Observou por um tempo a movimentação do lado de dentro do trem, não avistou ninguém que conhecesse e estava satisfeita com isso, a última coisa que queria era ser incomodada. Há dias que até um simples cumprimento de alguém estava a tirando do sério, precisava simplesmente não dizer nada por um tempo.

Olhou pela janela, sentindo-se confortável no assento e com a temperatura do ar-condicionado. Estava quase começando a sentir sua tão buscada paz interior quando o trem parou.

Alguns passageiros deixaram o transporte e vários novos embarcaram, fazendo com que começasse uma rápida busca desesperada por lugares para sentar. Catra suspirou, pedindo internamente que ninguém sentasse ao seu lado, porque era sempre obrigatório o tal "boa tarde" somente por educação.

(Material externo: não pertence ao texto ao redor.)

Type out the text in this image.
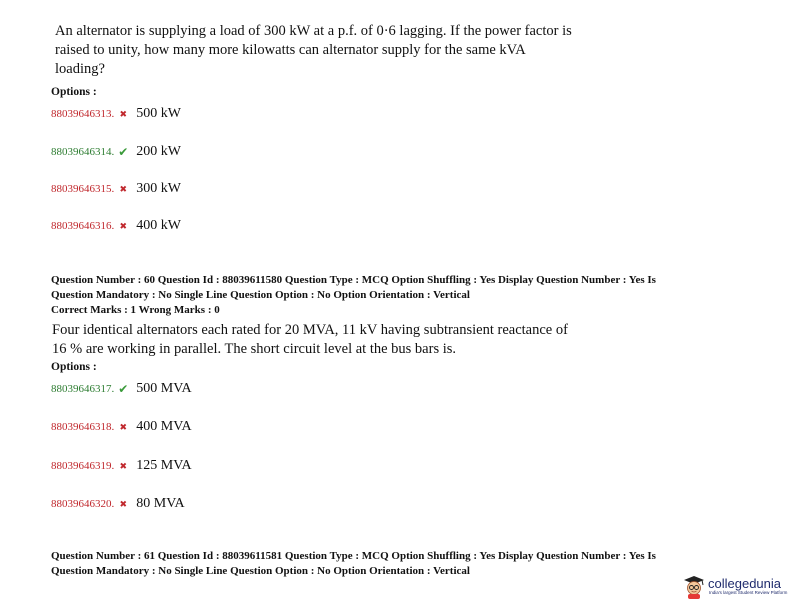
An alternator is supplying a load of 300 kW at a p.f. of 0·6 lagging. If the power factor is
raised to unity, how many more kilowatts can alternator supply for the same kVA
loading?
Options :
88039646313. ✖ 500 kW
88039646314. ✔ 200 kW
88039646315. ✖ 300 kW
88039646316. ✖ 400 kW
Question Number : 60 Question Id : 88039611580 Question Type : MCQ Option Shuffling : Yes Display Question Number : Yes Is
Question Mandatory : No Single Line Question Option : No Option Orientation : Vertical
Correct Marks : 1 Wrong Marks : 0
Four identical alternators each rated for 20 MVA, 11 kV having subtransient reactance of
16 % are working in parallel. The short circuit level at the bus bars is.
Options :
88039646317. ✔ 500 MVA
88039646318. ✖ 400 MVA
88039646319. ✖ 125 MVA
88039646320. ✖ 80 MVA
Question Number : 61 Question Id : 88039611581 Question Type : MCQ Option Shuffling : Yes Display Question Number : Yes Is
Question Mandatory : No Single Line Question Option : No Option Orientation : Vertical
collegedunia
India's largest Student Review Platform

Proferiu um xingamento em seus pensamentos quando sentiu um corpo pesado jogar-se ao seu lado, se recusou a olhar para a face daquele tal ser, talvez fazendo isso a pessoa entendesse que ela não estava pra conversas e deixasse os bons modos de lado.

— Boa tarde. — disse a voz suave, fazendo com que Catra se atentasse para a fonte do barulho que atrapalhou seus pensamentos sobre não querer barulho.

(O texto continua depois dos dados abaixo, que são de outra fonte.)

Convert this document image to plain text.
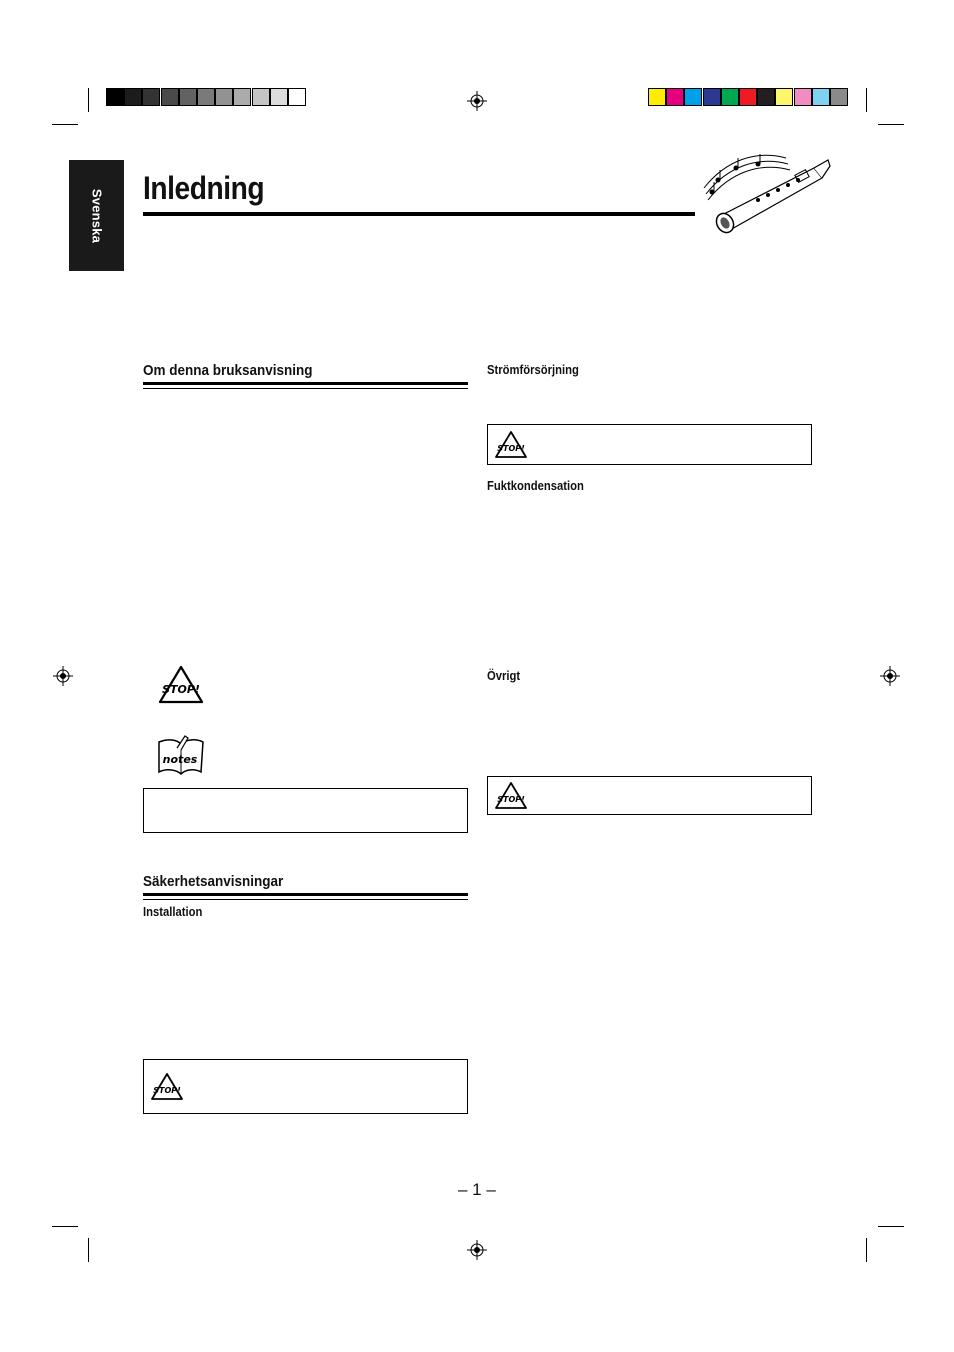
Svenska
Inledning
Om denna bruksanvisning
STOP!
notes
Säkerhetsanvisningar
Installation
STOP!
Strömförsörjning
STOP!
Fuktkondensation
Övrigt
STOP!
– 1 –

Era uma garota alta, tinha um cabelo preto e ondulado na altura dos ombros. Seus olhos eram de um azul claro que quase prenderam a atenção de Catra por mais tempo do que o necessário. Ela usava um casaco moletom verde-musgo e parecia não se importar com o olhar de poucos amigos que Catra lhe lançou.

— Boa tarde. — Catra respondeu, não sabendo se permitiria-se ficar mal humorada ou só ignorava a nova companheira de viagem até chegar ao seu destino.

— Qual é o seu nome? — perguntou novamente a voz, parecendo nervosa.

— Elina. — Catra respondeu rapidamente, aquele nome estava na ponta da sua língua desde a manhã daquele dia.

— Muito prazer, Elina. Eu me chamo Dora. — disse, com um tom de orgulho esquisito que Catra quase estranhou.

Riu baixinho, o nome da garota era feio, mas ela não era tão feia assim.

Passaram-se alguns minutos silenciosos, com Dora visivelmente inquieta ao seu lado, pois estava mexendo a perna sem parar. Catra decidiu — nem ela soube a razão — puxar algum assunto qualquer para tranquilizar a garota.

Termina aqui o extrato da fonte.